U.S. Obliterates Dozens Of ISIS Positions As Airstrikes Reach Highest Tempo Yet

U.S. Obliterates Dozens Of ISIS Positions As Airstrikes Reach Highest Tempo Yet

United States-led airstrikes barraged western Iraq yesterday, backing the country’s efforts after the Iraqi government declared yesterday that it was going to retake from ISIS the western province of Anbar, which includes the cities of Ramadi and Falluja. The airstrikes, consisting of bomber, attack, fighter-attack and drone aircraft, come one week after President Obama promised a long-term campaign in order to defeat ISIS. The attacks marked a significant escalation in the United States’ involvement in Iraq and its battle with terror group ISIS.

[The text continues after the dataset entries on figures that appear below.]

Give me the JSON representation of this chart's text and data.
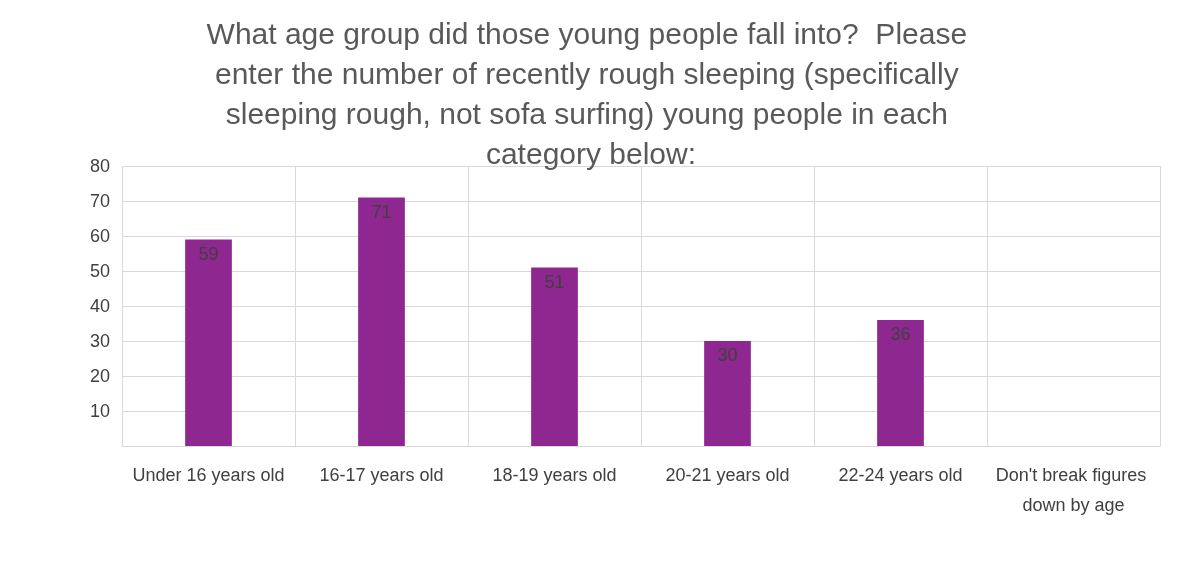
{
  "chart_data": {
    "type": "bar",
    "title": "What age group did those young people fall into?  Please enter the number of recently rough sleeping (specifically sleeping rough, not sofa surfing) young people in each category below:",
    "categories": [
      "Under 16 years old",
      "16-17 years old",
      "18-19 years old",
      "20-21 years old",
      "22-24 years old",
      "Don't break figures down by age"
    ],
    "values": [
      59,
      71,
      51,
      30,
      36,
      null
    ],
    "color": "#8e278f",
    "ylim": [
      0,
      80
    ],
    "yticks": [
      {
        "value": 0,
        "label": null
      },
      10,
      20,
      30,
      40,
      50,
      60,
      70,
      80
    ],
    "grid": true,
    "data_labels": true
  }
}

The coalition’s airstrikes carried out Monday more than doubled the typical daily activities taking place recently. However, United States officials cautioned that this operation was just the beginning of a likely long-term campaign due to ISIS tactics. In Ramadi, ISIS militants have had approximately 2 months to increase their defenses and to wire buildings with bombs.

One important question is whether the coalition-led offensive has the support of many groups that all consider ISIS the enemy but also have tense relations with one another. For example, within Iraq, this includes the Shiite fighters from the south and some Sunni forces. As far as the rest of the world, the key players include the United States and Iran, who obviously have their issues with each other. However, despite their differences, the Anbar operation included Shiite militias, Sunni tribal forces, regular army forces, special forces and federal policemen.

Greater than one year after ISIS took large regions of northern and western Iraq, its militants continue to hold the area, including Mosul, Iraq’s second largest city. By taking Ramadi, ISIS strengthened its hold on Anbar, a large desert region that allows it to hold Mosul to the north and cross easily into its territory in Syria.

The United Nations released a report yesterday which stated that greater than 3,300 Iraqi civilians were killed and greater than 7,400 were injured during the five-month period from December 2014 to April 2015. The report also stated that ISIS likely committed war crimes and possibly genocide during its attacks on Iraqi civilians this year.